Are you the Spirit, sir, whose coming was foretold to
me.’ asked Scrooge.

‘I am.’

The voice was soft and gentle. Singularly low, as if
instead of being so close beside him, it were at a distance.

‘Who, and what are you.’ Scrooge demanded.

‘I am the Ghost of Christmas Past.’

‘Long Past.’ inquired Scrooge: observant of its dwarfish stature.

‘No. Your past.’

Scrooge reverently disclaimed all intention to offend. He then made bold to inquire what business brought her there.

“Your welfare,” said the Ghost.

Scrooge expressed himself much obliged, but could not help thinking that a night of unbroken rest would have been more conducive to that end. The Spirit must have heard him thinking, for it said immediately:

“Your reclamation, then. Take heed.”

It put out its hand as it spoke, and clasped him gently by the arm.

“Rise. And walk with me.”

It would have been in vain for Scrooge to plead that the weather and the hour were not adapted to pedestrian purposes; that bed was warm, and the thermometer a long way below freezing; that he was clad but lightly in his slippers, dressing-gown, and nightcap; and that he had a cold upon him at that time. The grasp, though gentle, was not to be resisted. He rose: but finding that the Spirit made towards the window, clasped his robe in supplication.

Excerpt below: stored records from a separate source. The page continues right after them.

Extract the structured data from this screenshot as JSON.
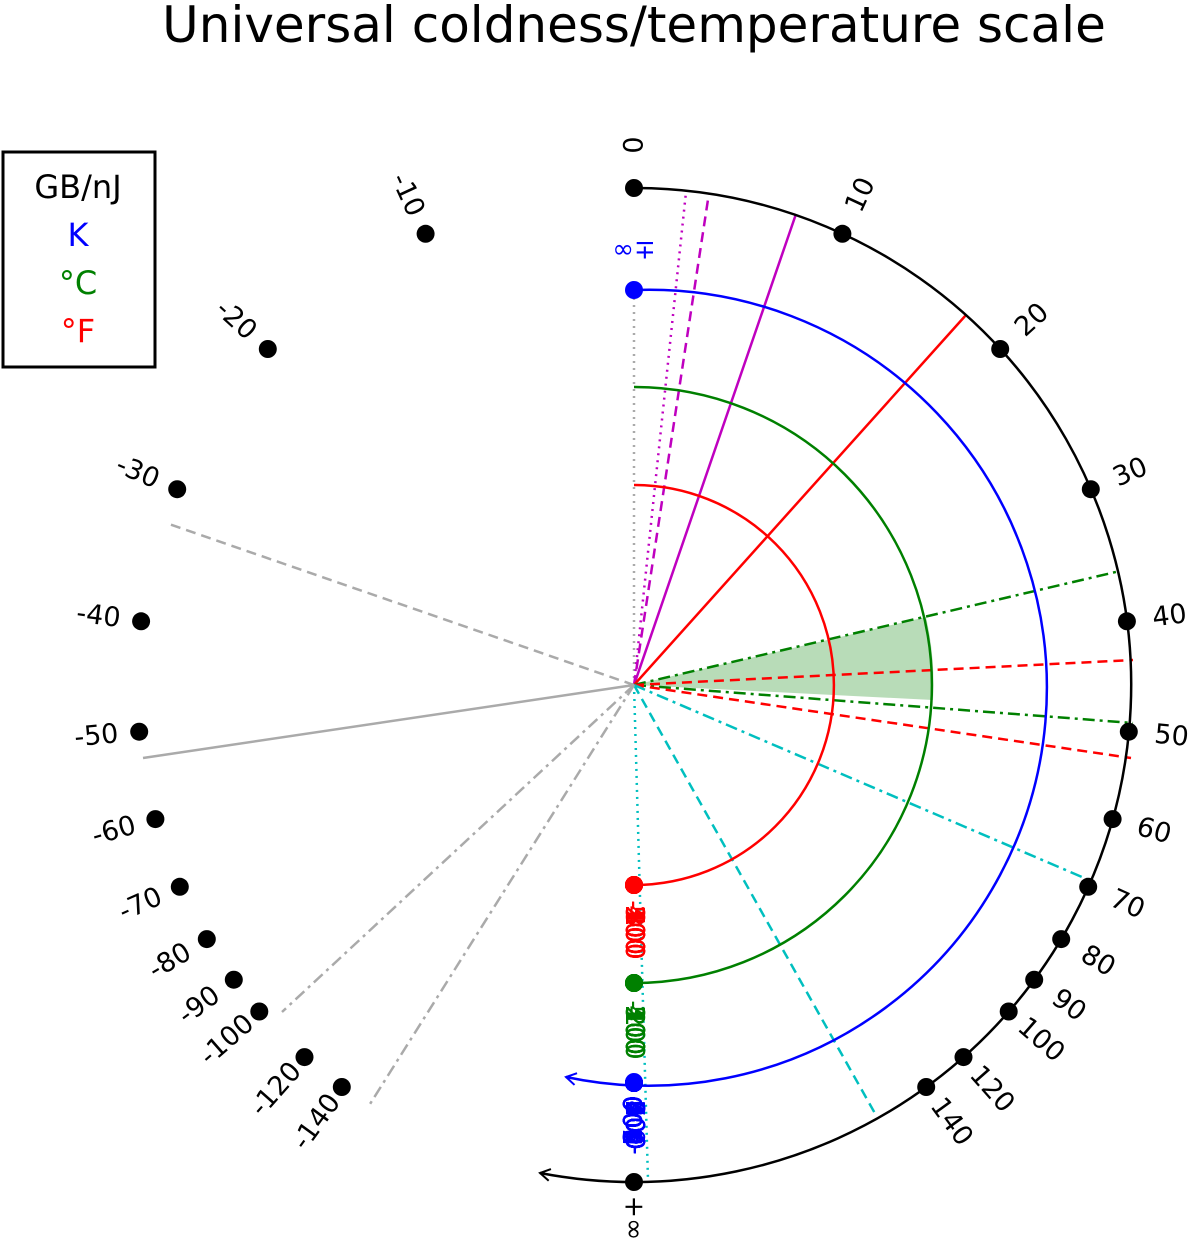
{
  "title": "Universal coldness/temperature scale",
  "legend": {
    "entries": [
      {
        "text": "GB/nJ",
        "color": "#000000"
      },
      {
        "text": "K",
        "color": "#0000ff"
      },
      {
        "text": "°C",
        "color": "#008000"
      },
      {
        "text": "°F",
        "color": "#ff0000"
      }
    ]
  },
  "colors": {
    "coldness": "#000000",
    "kelvin": "#0000ff",
    "celsius": "#008000",
    "fahrenheit": "#ff0000",
    "cyan": "#00bfbf",
    "magenta": "#bf00bf",
    "gray": "#aaaaaa",
    "fill": "#b8dcb8"
  },
  "scales": {
    "coldness": {
      "unit": "GB/nJ",
      "ticks": [
        "0",
        "10",
        "20",
        "30",
        "40",
        "50",
        "60",
        "70",
        "80",
        "90",
        "100",
        "120",
        "140",
        "-10",
        "-20",
        "-30",
        "-40",
        "-50",
        "-60",
        "-70",
        "-80",
        "-90",
        "-100",
        "-120",
        "-140"
      ],
      "infinity_label": "+∞"
    },
    "kelvin": {
      "unit": "K",
      "ticks": [
        "100",
        "200",
        "300",
        "400",
        "500",
        "600",
        "700",
        "800",
        "900",
        "-100",
        "-200",
        "-300",
        "-400",
        "-500",
        "-600",
        "-700",
        "-800",
        "-900"
      ],
      "zero_label": "0",
      "infinity_label": "±∞"
    },
    "celsius": {
      "unit": "°C",
      "ticks": [
        "-200",
        "-100",
        "0",
        "100",
        "200",
        "300",
        "400",
        "500"
      ]
    },
    "fahrenheit": {
      "unit": "°F",
      "ticks": [
        "-400",
        "-300",
        "-200",
        "-100",
        "0",
        "100",
        "200",
        "300",
        "400",
        "500"
      ]
    }
  }
}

“I am mortal,” Scrooge remonstrated, “and liable to fall.”

“Bear but a touch of my hand there,” said the Spirit, laying it upon her heart, “and you shall be upheld in more than this.”

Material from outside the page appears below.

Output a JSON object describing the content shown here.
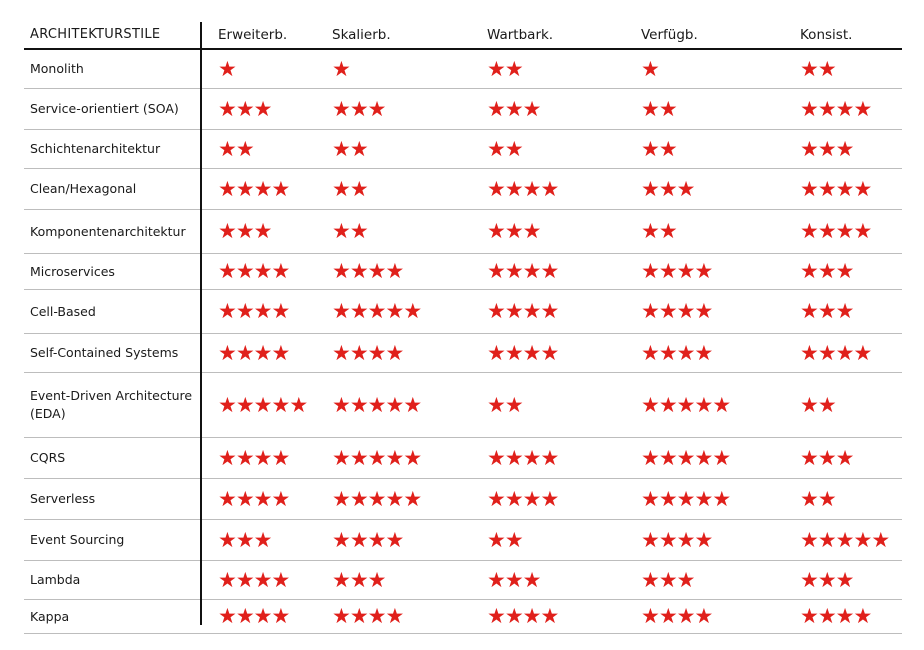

As the words were spoken, they passed through the wall, and stood upon an open country road, with fields on either hand. The city had entirely vanished. Not a vestige of it was to be seen.

– A Christmas Carol, Stave 2: The First of the Three Spirits

In keeping with the Dickens,” A Christmas Carol” theme, here is my card from last year. It’s the ghost of Jacob Marley appearing in Scrooge’s doorknocker. Jacob Marley was Scrooge’s business partner and like Scrooge, he too put profit above all else. This visage in the doorknocker is the first hint that for Scrooge, this would be no ordinary night.

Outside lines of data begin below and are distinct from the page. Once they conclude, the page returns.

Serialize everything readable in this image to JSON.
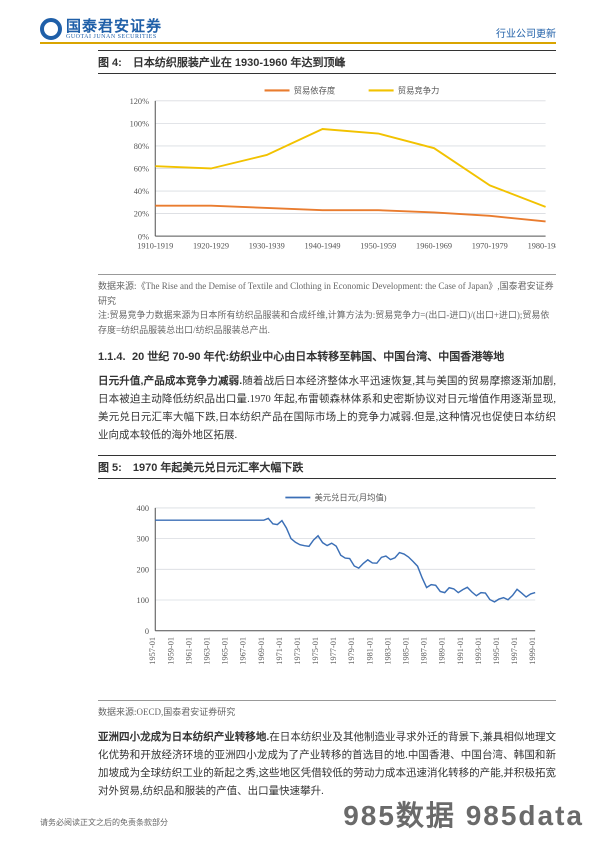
{
  "header": {
    "logo_cn": "国泰君安证券",
    "logo_en": "GUOTAI JUNAN SECURITIES",
    "right": "行业公司更新"
  },
  "fig4": {
    "title": "图 4:　日本纺织服装产业在 1930-1960 年达到顶峰",
    "legend": [
      "贸易依存度",
      "贸易竞争力"
    ],
    "legend_colors": [
      "#e97c2f",
      "#f2c200"
    ],
    "categories": [
      "1910-1919",
      "1920-1929",
      "1930-1939",
      "1940-1949",
      "1950-1959",
      "1960-1969",
      "1970-1979",
      "1980-1989"
    ],
    "ylabel_ticks": [
      "0%",
      "20%",
      "40%",
      "60%",
      "80%",
      "100%",
      "120%"
    ],
    "ylim": [
      0,
      120
    ],
    "series1": [
      27,
      27,
      25,
      23,
      23,
      21,
      18,
      13
    ],
    "series2": [
      62,
      60,
      72,
      95,
      91,
      78,
      45,
      26
    ],
    "grid_color": "#d9dce0",
    "axis_color": "#555555",
    "bg": "#ffffff",
    "font_size": 8,
    "source": "数据来源:《The Rise and the Demise of Textile and Clothing in Economic Development: the Case of Japan》,国泰君安证券研究",
    "note": "注:贸易竞争力数据来源为日本所有纺织品服装和合成纤维,计算方法为:贸易竞争力=(出口-进口)/(出口+进口);贸易依存度=纺织品服装总出口/纺织品服装总产出."
  },
  "section": {
    "num": "1.1.4.",
    "title": "20 世纪 70-90 年代:纺织业中心由日本转移至韩国、中国台湾、中国香港等地"
  },
  "para1": {
    "lead": "日元升值,产品成本竞争力减弱.",
    "body": "随着战后日本经济整体水平迅速恢复,其与美国的贸易摩擦逐渐加剧,日本被迫主动降低纺织品出口量.1970 年起,布雷顿森林体系和史密斯协议对日元增值作用逐渐显现,美元兑日元汇率大幅下跌,日本纺织产品在国际市场上的竞争力减弱.但是,这种情况也促使日本纺织业向成本较低的海外地区拓展."
  },
  "fig5": {
    "title": "图 5:　1970 年起美元兑日元汇率大幅下跌",
    "legend": "美元兑日元(月均值)",
    "line_color": "#3b6fb6",
    "categories": [
      "1957-01",
      "1959-01",
      "1961-01",
      "1963-01",
      "1965-01",
      "1967-01",
      "1969-01",
      "1971-01",
      "1973-01",
      "1975-01",
      "1977-01",
      "1979-01",
      "1981-01",
      "1983-01",
      "1985-01",
      "1987-01",
      "1989-01",
      "1991-01",
      "1993-01",
      "1995-01",
      "1997-01",
      "1999-01"
    ],
    "ylabel_ticks": [
      "0",
      "100",
      "200",
      "300",
      "400"
    ],
    "ylim": [
      0,
      400
    ],
    "values": [
      360,
      360,
      360,
      360,
      360,
      360,
      360,
      350,
      270,
      300,
      270,
      210,
      225,
      240,
      250,
      150,
      130,
      135,
      120,
      95,
      125,
      115
    ],
    "grid_color": "#d9dce0",
    "axis_color": "#555555",
    "source": "数据来源:OECD,国泰君安证券研究"
  },
  "para2": {
    "lead": "亚洲四小龙成为日本纺织产业转移地.",
    "body": "在日本纺织业及其他制造业寻求外迁的背景下,兼具相似地理文化优势和开放经济环境的亚洲四小龙成为了产业转移的首选目的地.中国香港、中国台湾、韩国和新加坡成为全球纺织工业的新起之秀,这些地区凭借较低的劳动力成本迅速消化转移的产能,并积极拓宽对外贸易,纺织品和服装的产值、出口量快速攀升."
  },
  "footer": "请务必阅读正文之后的免责条款部分",
  "watermark": "985数据 985data"
}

Marley’s face. It was not in impenetrable shadow
as the other objects in the yard were, but had a
dismal light about it, like a bad lobster in a dark
cellar. It was not angry or ferocious, but looked
at Scrooge as Marley used to look: with ghostly
spectacles turned up on its ghostly forehead. The
hair was curiously stirred, as if by breath or hot air;
and, though the eyes were wide open, they were perfectly
motionless. That, and its livid colour, made it
horrible; but its horror seemed to be in spite of the
face and beyond its control, rather than a part or
its own expression.”
– A Christmas Carol, Stave 1: Marley’s Ghost

Thanks to my neighbor John for posing as Jacob Marley. He’s a home inspector by trade. We tried a few shots with a wig and spectacles, as in the text but they made combinding the two images more difficult so I decided not to clone them in. I bought the lions head doorknocker on e bay and mounted it on an old door I found in our basement. I drug the door onto the deck and photographed it in open shade and filled the shadow side with a sheet of foam core. John was photographed in front of a piece of black cloth and lit from his right, with a single Cometlite head with bare reflector. A foamcore reflector was used to fill the shadow on his left. In Photoshop, I lowered the color temperture to turn the images blue, simulating night time. After opening both images I used the clone tool at 50% to superimpose John’s face over the doorknocker.